I, too, should like to welcome this Measure because I believe it will help many parochial church councils to carry on their work in a better way than they have been able to do up to now. I should like to consider what the Mover of the Measure said regarding where it would be most likely to help. I hope this Measure will be freely used in rural areas as well as in urban areas. There certainly seems to me to be a substantial case, without in any way overriding the secular parish councils, for encouraging parochial church councils to take far more interest in the day to day life of our villages than they have been able to do in the past. I hope they will be able to work in co-operation with such bodies as the Youth Hostels Association and that there will be a pooling of resources. I hope the church will play the part in the life of rural areas that it obviously intends to do in urban areas.Before leaving the Measure, I should like to point to what might lead to a little confusion. I hope it will not. In Clause I we understand that the schemes which will be drawn up under this Measure must be for the spiritual, moral and physical training of persons residing in or near the parish. Reading that as though it were an ordinary Bill, although I know that we should never look at these Measures as though they were ordinary Bills, one would presume that any scheme must serve those three purposes, namely, spiritual, moral and physical training. It seems to me that that particular wording may lead the parochial church councils into a certain amount of difficulty if their right to take over certain property is ever challenged by a secular body. I hope that matter has been considered by the legal advisers to the Church Assembly, and I have no doubt that if it has been considered by them, they are quite satisfied. It would be a tragedy if this Measure were proved, in certain cases, to be unworkable because of faulty drafting. I hope we can have an assurance upon this point.

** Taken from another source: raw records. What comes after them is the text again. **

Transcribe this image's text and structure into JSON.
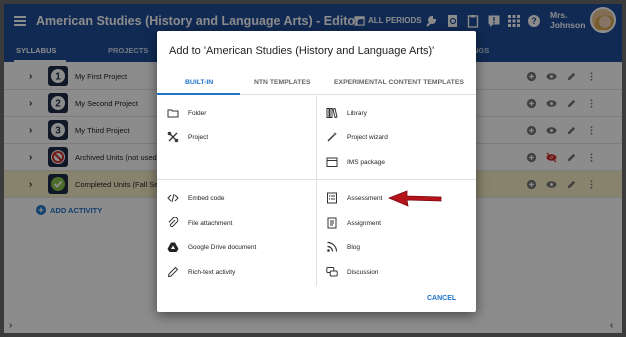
{
  "app": {
    "title": "American Studies (History and Language Arts) - Editor",
    "periods_label": "ALL PERIODS",
    "user_name_line1": "Mrs.",
    "user_name_line2": "Johnson"
  },
  "tabs": [
    {
      "label": "SYLLABUS",
      "active": true
    },
    {
      "label": "PROJECTS",
      "active": false
    },
    {
      "label": "NGS",
      "active": false
    }
  ],
  "rows": [
    {
      "number": "1",
      "title": "My First Project",
      "highlighted": false
    },
    {
      "number": "2",
      "title": "My Second Project",
      "highlighted": false
    },
    {
      "number": "3",
      "title": "My Third Project",
      "highlighted": false
    },
    {
      "number": "",
      "title": "Archived Units (not used",
      "highlighted": false
    },
    {
      "number": "",
      "title": "Completed Units (Fall Se",
      "highlighted": true
    }
  ],
  "add_activity_label": "ADD ACTIVITY",
  "dialog": {
    "title": "Add to 'American Studies (History and Language Arts)'",
    "tabs": [
      "BUILT-IN",
      "NTN TEMPLATES",
      "EXPERIMENTAL CONTENT TEMPLATES"
    ],
    "left_top": [
      {
        "label": "Folder",
        "icon": "folder-icon"
      },
      {
        "label": "Project",
        "icon": "project-icon"
      }
    ],
    "right_top": [
      {
        "label": "Library",
        "icon": "library-icon"
      },
      {
        "label": "Project wizard",
        "icon": "wand-icon"
      },
      {
        "label": "IMS package",
        "icon": "package-icon"
      }
    ],
    "left_bottom": [
      {
        "label": "Embed code",
        "icon": "code-icon"
      },
      {
        "label": "File attachment",
        "icon": "paperclip-icon"
      },
      {
        "label": "Google Drive document",
        "icon": "google-drive-icon"
      },
      {
        "label": "Rich-text activity",
        "icon": "pencil-icon"
      }
    ],
    "right_bottom": [
      {
        "label": "Assessment",
        "icon": "assessment-icon"
      },
      {
        "label": "Assignment",
        "icon": "assignment-icon"
      },
      {
        "label": "Blog",
        "icon": "blog-icon"
      },
      {
        "label": "Discussion",
        "icon": "discussion-icon"
      }
    ],
    "cancel_label": "CANCEL"
  },
  "colors": {
    "appbar": "#1f4e99",
    "accent": "#1f73c9",
    "highlight_row": "#f6efc6",
    "arrow": "#b5121b"
  }
}
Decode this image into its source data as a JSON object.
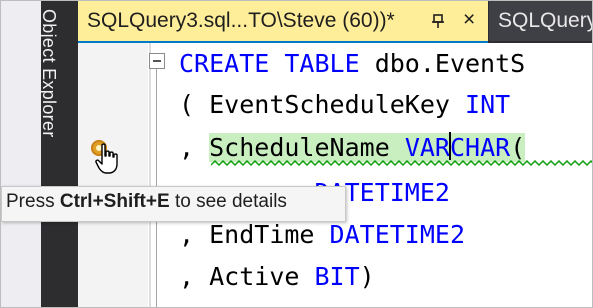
{
  "side_panel": {
    "label": "Object Explorer"
  },
  "tabs": [
    {
      "title": "SQLQuery3.sql...TO\\Steve (60))*",
      "pin_icon": "pin-icon",
      "close_glyph": "×",
      "active": true
    },
    {
      "title": "SQLQuery",
      "active": false
    }
  ],
  "code": {
    "line1": {
      "kw1": "CREATE",
      "kw2": "TABLE",
      "text": "dbo.EventS"
    },
    "line2": {
      "prefix": "(",
      "text": "EventScheduleKey",
      "kw": "INT"
    },
    "line3": {
      "prefix": ",",
      "text": "ScheduleName",
      "kw_a": "VAR",
      "kw_b": "CHAR",
      "suffix": "("
    },
    "line4": {
      "prefix": "",
      "text": "me",
      "kw": "DATETIME2"
    },
    "line5": {
      "prefix": ",",
      "text": "EndTime",
      "kw": "DATETIME2"
    },
    "line6": {
      "prefix": ",",
      "text": "Active",
      "kw": "BIT",
      "suffix": ")"
    }
  },
  "tooltip": {
    "pre": "Press ",
    "keys": "Ctrl+Shift+E",
    "post": " to see details"
  },
  "colors": {
    "keyword": "#0000ff",
    "tab_active_bg": "#ffee99",
    "squiggle": "#12a012",
    "highlight": "#c9efc1"
  },
  "icons": [
    "lightbulb-icon",
    "hand-cursor-icon",
    "collapse-icon",
    "pin-icon"
  ]
}
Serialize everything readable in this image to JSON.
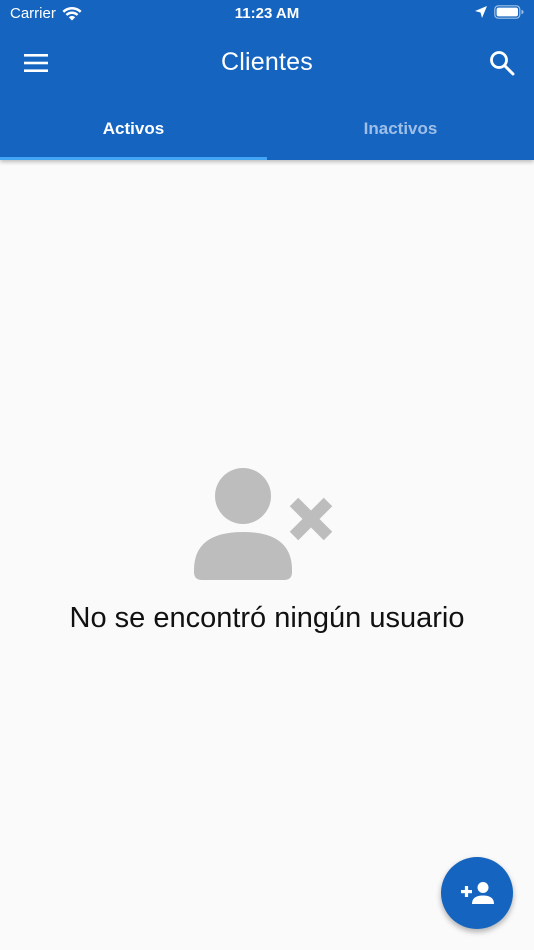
{
  "status_bar": {
    "carrier": "Carrier",
    "time": "11:23 AM"
  },
  "app_bar": {
    "title": "Clientes",
    "menu_icon": "menu-icon",
    "search_icon": "search-icon",
    "background_color": "#1565c0"
  },
  "tabs": [
    {
      "label": "Activos",
      "selected": true
    },
    {
      "label": "Inactivos",
      "selected": false
    }
  ],
  "empty_state": {
    "icon": "person-remove-icon",
    "message": "No se encontró ningún usuario"
  },
  "fab": {
    "icon": "person-add-icon",
    "color": "#1565c0"
  },
  "colors": {
    "accent": "#42a5f5",
    "background": "#fafafa",
    "icon_gray": "#bdbdbd"
  }
}
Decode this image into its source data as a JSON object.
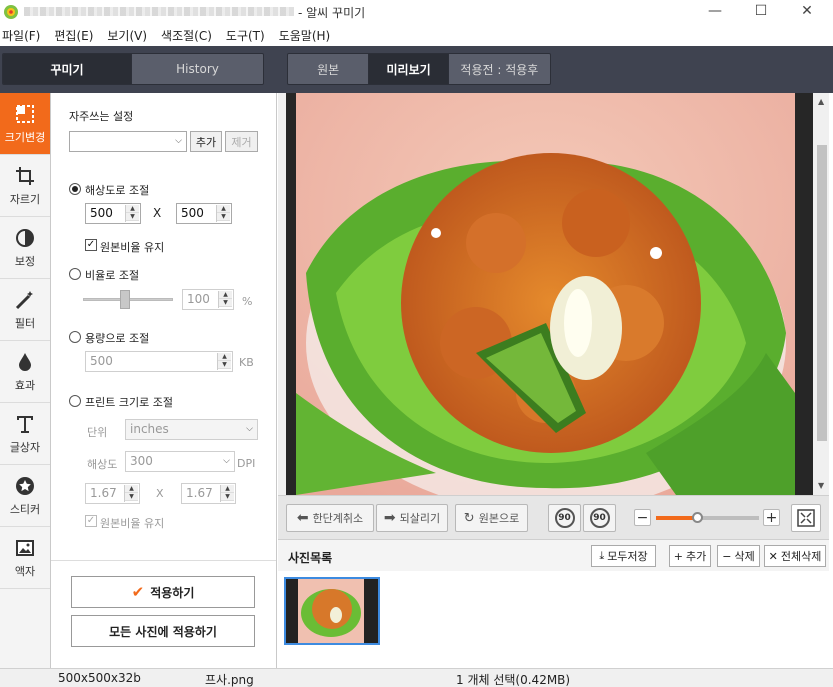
{
  "window": {
    "title": "- 알씨 꾸미기",
    "minimize": "—",
    "maximize": "☐",
    "close": "✕"
  },
  "menu": [
    "파일(F)",
    "편집(E)",
    "보기(V)",
    "색조절(C)",
    "도구(T)",
    "도움말(H)"
  ],
  "left_tabs": {
    "decorate": "꾸미기",
    "history": "History"
  },
  "view_tabs": {
    "original": "원본",
    "preview": "미리보기",
    "compare": "적용전 : 적용후"
  },
  "rail": [
    {
      "label": "크기변경",
      "icon": "resize-icon",
      "active": true
    },
    {
      "label": "자르기",
      "icon": "crop-icon"
    },
    {
      "label": "보정",
      "icon": "adjust-icon"
    },
    {
      "label": "필터",
      "icon": "filter-wand-icon"
    },
    {
      "label": "효과",
      "icon": "drop-icon"
    },
    {
      "label": "글상자",
      "icon": "text-icon"
    },
    {
      "label": "스티커",
      "icon": "sticker-star-icon"
    },
    {
      "label": "액자",
      "icon": "frame-icon"
    }
  ],
  "panel": {
    "favorites_label": "자주쓰는 설정",
    "favorites_value": "",
    "add_button": "추가",
    "remove_button": "제거",
    "by_resolution": "해상도로 조절",
    "width": "500",
    "height": "500",
    "x_sep": "X",
    "keep_ratio": "원본비율 유지",
    "by_ratio": "비율로 조절",
    "ratio_value": "100",
    "ratio_unit": "%",
    "by_size": "용량으로 조절",
    "size_value": "500",
    "size_unit": "KB",
    "by_print": "프린트 크기로 조절",
    "unit_label": "단위",
    "unit_value": "inches",
    "res_label": "해상도",
    "res_value": "300",
    "res_unit": "DPI",
    "print_w": "1.67",
    "print_h": "1.67",
    "print_keep_ratio": "원본비율 유지",
    "apply": "적용하기",
    "apply_all": "모든 사진에 적용하기"
  },
  "tools": {
    "undo": "한단계취소",
    "redo": "되살리기",
    "revert": "원본으로",
    "rotate_left": "90",
    "rotate_right": "90",
    "zoom_out": "−",
    "zoom_in": "+"
  },
  "zoom_level": 0.4,
  "photo_list": {
    "title": "사진목록",
    "save_all": "모두저장",
    "add": "추가",
    "delete": "삭제",
    "delete_all": "전체삭제"
  },
  "status": {
    "dims": "500x500x32b",
    "filename": "프사.png",
    "selection": "1 개체 선택(0.42MB)"
  },
  "colors": {
    "accent": "#f26a1b",
    "toolbar": "#3f4350"
  }
}
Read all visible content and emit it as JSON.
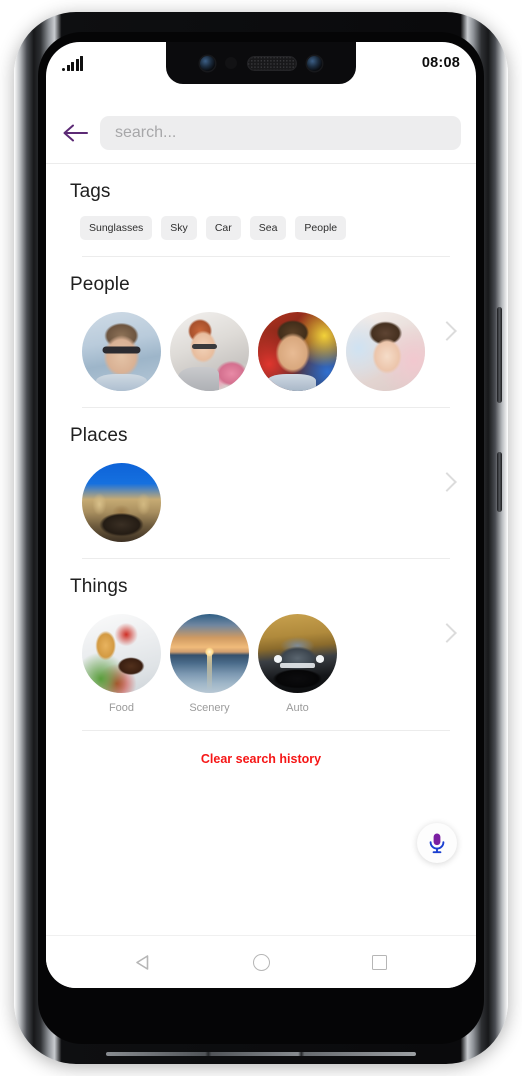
{
  "status_bar": {
    "signal_icon": "signal-bars-icon",
    "time": "08:08"
  },
  "header": {
    "back_icon": "arrow-left-icon",
    "search_value": "",
    "search_placeholder": "search..."
  },
  "sections": {
    "tags": {
      "title": "Tags",
      "items": [
        {
          "label": "Sunglasses"
        },
        {
          "label": "Sky"
        },
        {
          "label": "Car"
        },
        {
          "label": "Sea"
        },
        {
          "label": "People"
        }
      ]
    },
    "people": {
      "title": "People",
      "chevron_icon": "chevron-right-icon",
      "items": [
        {
          "label": "",
          "photo": "p1"
        },
        {
          "label": "",
          "photo": "p2"
        },
        {
          "label": "",
          "photo": "p3"
        },
        {
          "label": "",
          "photo": "p4"
        }
      ]
    },
    "places": {
      "title": "Places",
      "chevron_icon": "chevron-right-icon",
      "items": [
        {
          "label": "",
          "photo": "pl1"
        }
      ]
    },
    "things": {
      "title": "Things",
      "chevron_icon": "chevron-right-icon",
      "items": [
        {
          "label": "Food",
          "photo": "t1"
        },
        {
          "label": "Scenery",
          "photo": "t2"
        },
        {
          "label": "Auto",
          "photo": "t3"
        }
      ]
    }
  },
  "clear_history": {
    "label": "Clear search history",
    "color": "#f61616"
  },
  "mic_fab": {
    "icon": "microphone-icon",
    "head_color": "#7b1fa2",
    "stand_color": "#1a3fd0"
  },
  "nav_bar": {
    "back_icon": "nav-back-triangle-icon",
    "home_icon": "nav-home-circle-icon",
    "recents_icon": "nav-recents-square-icon"
  },
  "hardware": {
    "notch": {
      "camera_left_icon": "front-camera-icon",
      "sensor_icon": "proximity-sensor-icon",
      "speaker_icon": "earpiece-speaker-icon",
      "camera_right_icon": "front-camera-icon"
    },
    "volume_button": "volume-rocker",
    "power_button": "power-button"
  }
}
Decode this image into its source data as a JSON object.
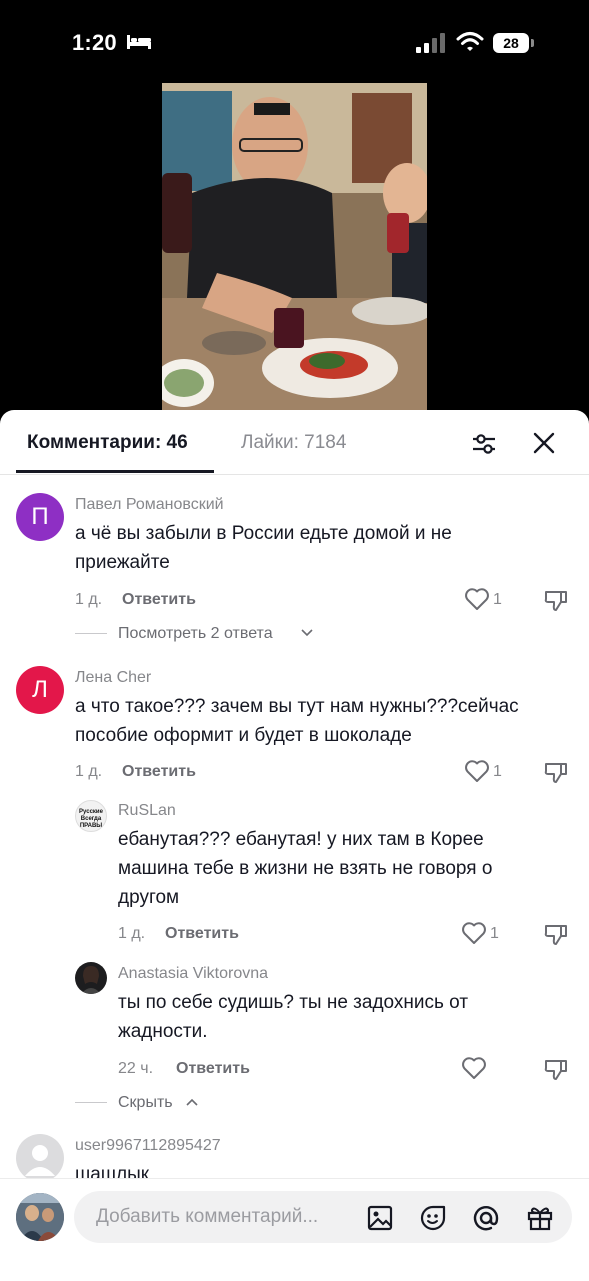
{
  "status": {
    "time": "1:20",
    "battery": "28"
  },
  "tabs": {
    "comments": "Комментарии: 46",
    "likes": "Лайки: 7184"
  },
  "comments": [
    {
      "avatar_letter": "П",
      "avatar_color": "#8e2fc4",
      "name": "Павел Романовский",
      "text_lines": [
        "а чё вы забыли в России едьте домой и не",
        "приежайте"
      ],
      "time": "1 д.",
      "reply_label": "Ответить",
      "likes": "1",
      "view_replies": "Посмотреть 2 ответа"
    },
    {
      "avatar_letter": "Л",
      "avatar_color": "#e3174a",
      "name": "Лена Cher",
      "text_lines": [
        "а что такое??? зачем вы тут нам нужны???сейчас",
        "пособие оформит и будет в шоколаде"
      ],
      "time": "1 д.",
      "reply_label": "Ответить",
      "likes": "1"
    }
  ],
  "replies": [
    {
      "avatar_text": "Русские Всегда ПРАВЫ",
      "name": "RuSLan",
      "text_lines": [
        "ебанутая??? ебанутая! у них там в Корее",
        "машина тебе в жизни не взять не говоря о",
        "другом"
      ],
      "time": "1 д.",
      "reply_label": "Ответить",
      "likes": "1"
    },
    {
      "name": "Anastasia Viktorovna",
      "text_lines": [
        "ты по себе судишь? ты не задохнись от",
        "жадности."
      ],
      "time": "22 ч.",
      "reply_label": "Ответить",
      "likes": ""
    }
  ],
  "hide_label": "Скрыть",
  "last_comment": {
    "name": "user9967112895427",
    "text": "шашлык"
  },
  "input": {
    "placeholder": "Добавить комментарий..."
  },
  "colors": {
    "accent_text": "#161823",
    "muted": "#86878b",
    "sheet_bg": "#ffffff"
  },
  "icons": [
    "bed-icon",
    "signal-icon",
    "wifi-icon",
    "battery-icon",
    "filter-icon",
    "close-icon",
    "heart-icon",
    "dislike-icon",
    "chevron-down-icon",
    "chevron-up-icon",
    "image-icon",
    "emoji-icon",
    "at-icon",
    "gift-icon"
  ]
}
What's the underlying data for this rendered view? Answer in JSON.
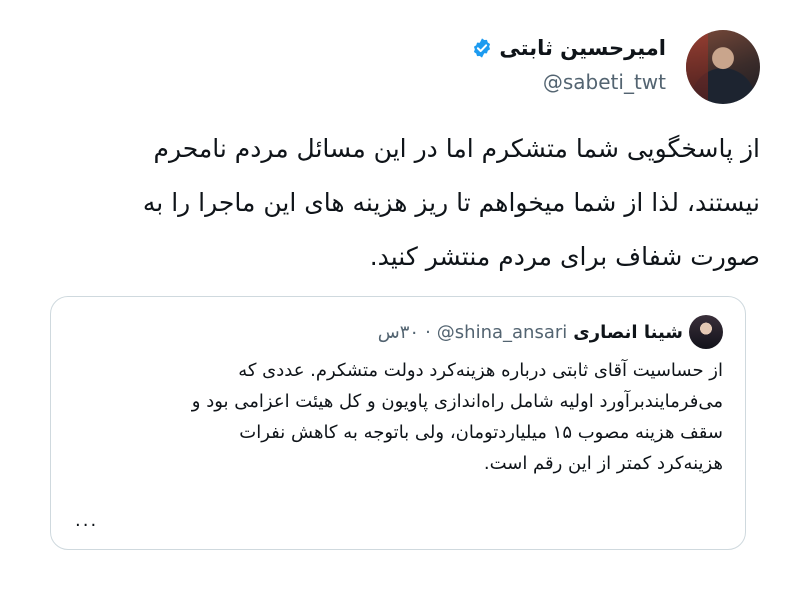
{
  "author": {
    "name": "امیرحسین ثابتی",
    "handle": "@sabeti_twt",
    "verified": true,
    "avatar_icon": "profile-photo",
    "verified_color": "#1d9bf0"
  },
  "tweet": {
    "lines": [
      "از پاسخگویی شما متشکرم اما در این مسائل مردم نامحرم",
      "نیستند، لذا از شما میخواهم تا ریز هزینه های این ماجرا را به",
      "صورت شفاف برای مردم منتشر کنید."
    ]
  },
  "quoted": {
    "name": "شینا انصاری",
    "handle": "@shina_ansari",
    "separator": "·",
    "time": "۳۰س",
    "lines": [
      "از حساسیت آقای ثابتی درباره هزینه‌کرد دولت متشکرم. عددی که",
      "می‌فرمایندبرآورد اولیه شامل راه‌اندازی پاویون و کل هیئت اعزامی بود و",
      "سقف هزینه مصوب ۱۵ میلیاردتومان، ولی باتوجه به کاهش نفرات",
      "هزینه‌کرد کمتر از این رقم است."
    ],
    "more": "..."
  }
}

As one of the Church Commissioners, I should like briefly to reply to the point which the hon. Member has raised. I am grateful to him for raising the point regarding the phrase, "spiritual, moral and physical training." I can assure him that that phrase will be carefully looked at by the legal advisers to the Church Assembly. I hesitate to express what might be taken as a legal opinion, but it seems to me that if the word "or" were inserted, that would make it an exclusive phrase and would mean that spiritual, moral and physical training could not go forward at one and the same time. It is a difficulty of words, and I am sure that the point will be looked at.As regards the secular parish councils, all I wanted to emphasise was that we are anxious for the fullest measure of co-operation between the parish councils and the parochial church councils. Everyone knows that one of the most gratifying features of rural life is the development of the work of the parish councils, and particularly of the National Association of Parish Councils. The words were put in specifically to help forward the work of the parish councils and of the national association.
Question put, and agreed to.
"That the Parochial Church Councils (Powers) (Amendment) Measure, passed by the National Assembly of the Church of England, be presented to His Majesty for his Royal Assent in the form in which the said Measure was laid before Parliament."